For Joe Dee, the current downturn is a reminder of the cyclicality that he saw in his family’s oil and oil services business during his formative years. His great-grandfather founded Illinois Basin-focused Dee Drilling Co. in Mt. Carmel, Illinois, in 1939. Dee grew up working in that business, cleaning oil tools, painting tank batteries, repairing equipment and working on rigs.

At the University of Illinois, Dee majored in finance and after graduation joined Royal Dutch Shell’s internal finance and management consulting team and, later, its M&A group. He then returned to school, entering the MBA program at the University of Pennsylvania’s Wharton School and interning for Shell at its headquarters in The Hague, Netherlands. Dee’s perspectives range from work as low man on the rig totem pole at a small private company, to providing investment analysis to a global energy giant’s executive team.

After Wharton, he joined Cadent Energy Partners LLC, a private-equity manager based in Stamford, Connecticut, that invests in small to medium-sized energy companies. Founded by former principals of First Reserve, Cadent was formed in 2003 and now manages a pool of about $700 million of private equity.

Dee moved to Houston in 2010. Today he is a director of portfolio companies Liberty Lift, Sherwood and Torqued-Up. He was a director of Pipeline Supply & Service until its sale in 2013. Additionally, he serves on the board of the Houston Private Equity Association.

In a recent interview, Dee discussed Cadent’s strategy.

Investor: What is Cadent’s focus?

Joseph Dee, Cadent Energy Partners Dee: Historically, its investment mandate was broadly defined across the energy spectrum. Going forward, however, we are narrowing our focus away from E&P with controlled investments of $25 million to $75 million in small energy products, services and equipment businesses.

Investor: Why the shift?

Dee: With the advent of horizontal drilling, well costs increased and private-equity firms that focused exclusively on the upstream raised large funds to attract the best managers in the business. Their typical allocation is $200 million to $500 million. We want to play in a space where we have access to the best deals and the best management teams.
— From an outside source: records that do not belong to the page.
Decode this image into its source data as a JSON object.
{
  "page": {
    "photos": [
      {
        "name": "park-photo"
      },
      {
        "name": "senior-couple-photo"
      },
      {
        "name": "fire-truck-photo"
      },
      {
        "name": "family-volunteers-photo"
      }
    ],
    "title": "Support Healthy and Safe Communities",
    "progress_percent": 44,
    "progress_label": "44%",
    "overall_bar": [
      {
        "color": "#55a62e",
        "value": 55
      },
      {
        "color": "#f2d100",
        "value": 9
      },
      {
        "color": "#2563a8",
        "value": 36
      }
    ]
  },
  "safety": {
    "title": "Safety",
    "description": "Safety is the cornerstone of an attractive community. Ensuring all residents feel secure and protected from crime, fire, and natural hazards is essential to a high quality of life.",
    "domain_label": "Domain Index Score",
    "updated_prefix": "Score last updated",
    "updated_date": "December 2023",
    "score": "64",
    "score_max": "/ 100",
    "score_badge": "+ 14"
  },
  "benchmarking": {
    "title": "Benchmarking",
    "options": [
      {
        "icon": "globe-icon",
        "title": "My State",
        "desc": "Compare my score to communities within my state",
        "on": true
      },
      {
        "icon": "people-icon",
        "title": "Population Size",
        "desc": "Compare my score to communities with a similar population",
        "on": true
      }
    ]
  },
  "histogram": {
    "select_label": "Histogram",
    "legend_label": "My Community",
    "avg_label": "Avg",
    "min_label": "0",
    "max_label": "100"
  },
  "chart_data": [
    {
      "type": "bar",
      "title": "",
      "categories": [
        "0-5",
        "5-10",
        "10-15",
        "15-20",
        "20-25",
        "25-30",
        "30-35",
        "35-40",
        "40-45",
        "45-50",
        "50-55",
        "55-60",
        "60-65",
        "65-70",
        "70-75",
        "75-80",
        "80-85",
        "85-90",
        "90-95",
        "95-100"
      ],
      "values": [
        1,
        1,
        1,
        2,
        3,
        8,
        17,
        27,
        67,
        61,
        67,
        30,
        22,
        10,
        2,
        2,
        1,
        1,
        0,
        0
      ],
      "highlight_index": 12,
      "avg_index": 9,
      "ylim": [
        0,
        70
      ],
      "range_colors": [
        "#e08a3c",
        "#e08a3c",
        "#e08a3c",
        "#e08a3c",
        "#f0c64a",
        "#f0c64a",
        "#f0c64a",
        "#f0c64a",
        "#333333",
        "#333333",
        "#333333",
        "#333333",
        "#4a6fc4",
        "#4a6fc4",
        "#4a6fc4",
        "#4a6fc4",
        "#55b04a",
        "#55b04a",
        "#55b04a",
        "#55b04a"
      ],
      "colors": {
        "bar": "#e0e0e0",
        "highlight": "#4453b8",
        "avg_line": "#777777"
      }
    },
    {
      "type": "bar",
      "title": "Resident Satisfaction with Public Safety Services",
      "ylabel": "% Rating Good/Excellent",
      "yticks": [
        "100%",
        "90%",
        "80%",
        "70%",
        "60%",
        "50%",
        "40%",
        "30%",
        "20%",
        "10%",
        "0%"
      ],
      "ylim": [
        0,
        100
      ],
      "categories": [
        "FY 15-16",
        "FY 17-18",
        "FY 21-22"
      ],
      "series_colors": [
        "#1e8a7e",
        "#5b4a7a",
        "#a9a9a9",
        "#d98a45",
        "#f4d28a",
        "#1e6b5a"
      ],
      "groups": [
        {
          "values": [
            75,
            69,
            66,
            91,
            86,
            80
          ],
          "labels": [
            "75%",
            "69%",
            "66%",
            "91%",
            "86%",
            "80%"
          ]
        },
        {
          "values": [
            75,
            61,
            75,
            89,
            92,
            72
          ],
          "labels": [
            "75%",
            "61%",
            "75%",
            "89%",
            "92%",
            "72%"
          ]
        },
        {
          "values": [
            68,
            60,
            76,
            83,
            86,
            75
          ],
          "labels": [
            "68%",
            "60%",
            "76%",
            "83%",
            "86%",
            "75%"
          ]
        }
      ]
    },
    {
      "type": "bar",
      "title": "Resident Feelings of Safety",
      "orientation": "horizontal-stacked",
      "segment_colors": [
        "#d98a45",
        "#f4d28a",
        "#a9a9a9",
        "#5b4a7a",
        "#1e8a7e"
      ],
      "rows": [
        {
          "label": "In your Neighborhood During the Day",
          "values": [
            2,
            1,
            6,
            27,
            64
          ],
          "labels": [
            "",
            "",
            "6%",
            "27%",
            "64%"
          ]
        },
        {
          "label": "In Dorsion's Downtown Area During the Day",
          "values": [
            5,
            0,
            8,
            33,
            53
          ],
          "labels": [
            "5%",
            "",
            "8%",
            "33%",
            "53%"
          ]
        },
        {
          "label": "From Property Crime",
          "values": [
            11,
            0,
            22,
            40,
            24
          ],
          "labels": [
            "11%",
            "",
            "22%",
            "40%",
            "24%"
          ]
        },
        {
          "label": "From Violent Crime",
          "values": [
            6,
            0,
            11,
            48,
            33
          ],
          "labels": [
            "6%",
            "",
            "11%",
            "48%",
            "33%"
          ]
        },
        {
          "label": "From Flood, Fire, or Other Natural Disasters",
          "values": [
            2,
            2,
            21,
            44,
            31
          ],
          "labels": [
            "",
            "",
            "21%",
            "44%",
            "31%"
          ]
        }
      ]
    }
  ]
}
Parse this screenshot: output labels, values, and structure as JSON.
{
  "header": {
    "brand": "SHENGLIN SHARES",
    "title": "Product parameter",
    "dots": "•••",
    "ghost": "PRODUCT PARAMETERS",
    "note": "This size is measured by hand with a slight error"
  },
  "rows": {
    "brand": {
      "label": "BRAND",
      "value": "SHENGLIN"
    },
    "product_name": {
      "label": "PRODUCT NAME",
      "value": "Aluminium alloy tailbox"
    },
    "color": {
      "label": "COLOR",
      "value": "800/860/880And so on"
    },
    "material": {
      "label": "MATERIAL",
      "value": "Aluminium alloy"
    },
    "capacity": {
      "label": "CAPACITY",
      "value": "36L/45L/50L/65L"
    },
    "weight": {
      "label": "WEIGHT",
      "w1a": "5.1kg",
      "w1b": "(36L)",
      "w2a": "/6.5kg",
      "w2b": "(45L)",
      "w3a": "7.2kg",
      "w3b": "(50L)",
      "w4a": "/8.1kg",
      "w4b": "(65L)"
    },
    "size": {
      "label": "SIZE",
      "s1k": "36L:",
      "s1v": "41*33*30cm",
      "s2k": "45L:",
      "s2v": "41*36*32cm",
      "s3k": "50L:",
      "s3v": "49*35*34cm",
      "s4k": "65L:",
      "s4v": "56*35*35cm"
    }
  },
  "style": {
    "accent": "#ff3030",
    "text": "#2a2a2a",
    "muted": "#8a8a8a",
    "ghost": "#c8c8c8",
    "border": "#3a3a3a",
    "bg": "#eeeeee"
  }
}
Investor: What size fund are you raising currently, and is the market receptive?

Dee: We are targeting $475 million. It’s early, but investors are receptive because of our long track record of successful investment in the energy space, and because now is a great time to enter. We’ve seen a number of potential investors that are now taking a harder look at increasing allocations to the energy space.

Investor: How do you strategize in a downturn?

Dee: It’s a double-edged sword. It creates challenges for the existing portfolio, and we’re compelled to reduce costs and become more efficient. But low prices also create an opportunity to deploy capital at attractive entry points, which in investing is a critical determinant of your success.

Because of our experience with cyclicality, we use conservative valuations and debt levels when we make investments. We like our niche—we are large enough to attract quality teams yet small enough to have an attractive entry point and develop a compelling business plan through reasonable growth assumptions.

In good markets and bad, we aim to partner with our management teams from the start to determine the best way to enter a market and build our businesses. We work closely with our portfolio companies to develop strategy, assemble high-performing teams, create a professional culture and infrastructure and identify optimum exit opportunities.

Investor: An example of how you grow a company?

Dee: Pipeline Supply & Service, a company we purchased in December 2010 and exited in March 2013, is one. The company founder, an entrepreneur, wanted a partner to help professionalize and grow his business. We made a significant investment and brought in a talented COO who transitioned into the CEO role in 18 months. We hired a CFO who led the installation of a professional corporate infrastructure. We made five acquisitions at attractive multiples and took the company from one to 11 locations. We added a board director from Kinder Morgan to help with market outlook and strategy and roughly tripled the revenue and the EBITDA of the company by the time we exited. Pipeline Supply’s distribution business model was attractive because it had a diversified midstream-focused customer base rather than relying on any one geography or construction specialty.

Investor: What general trends do you see?

Dee: With the shift to unconventional resource development, everyone involved has to take a hard look at their business model. All E&Ps are focused on improving efficiencies, driving down well costs and lifting hydrocarbons as cost-effectively as possible. The shift from a geological model to one of how to extract hydrocarbons most efficiently is driving change in the products, services and equipment business.

We think North America will become the marginal producer of oil and gas for the world, and prices will incentivize the growth to supply a robust long-term demand outlook, supported by a desire for emerging economies to improve their standards of living.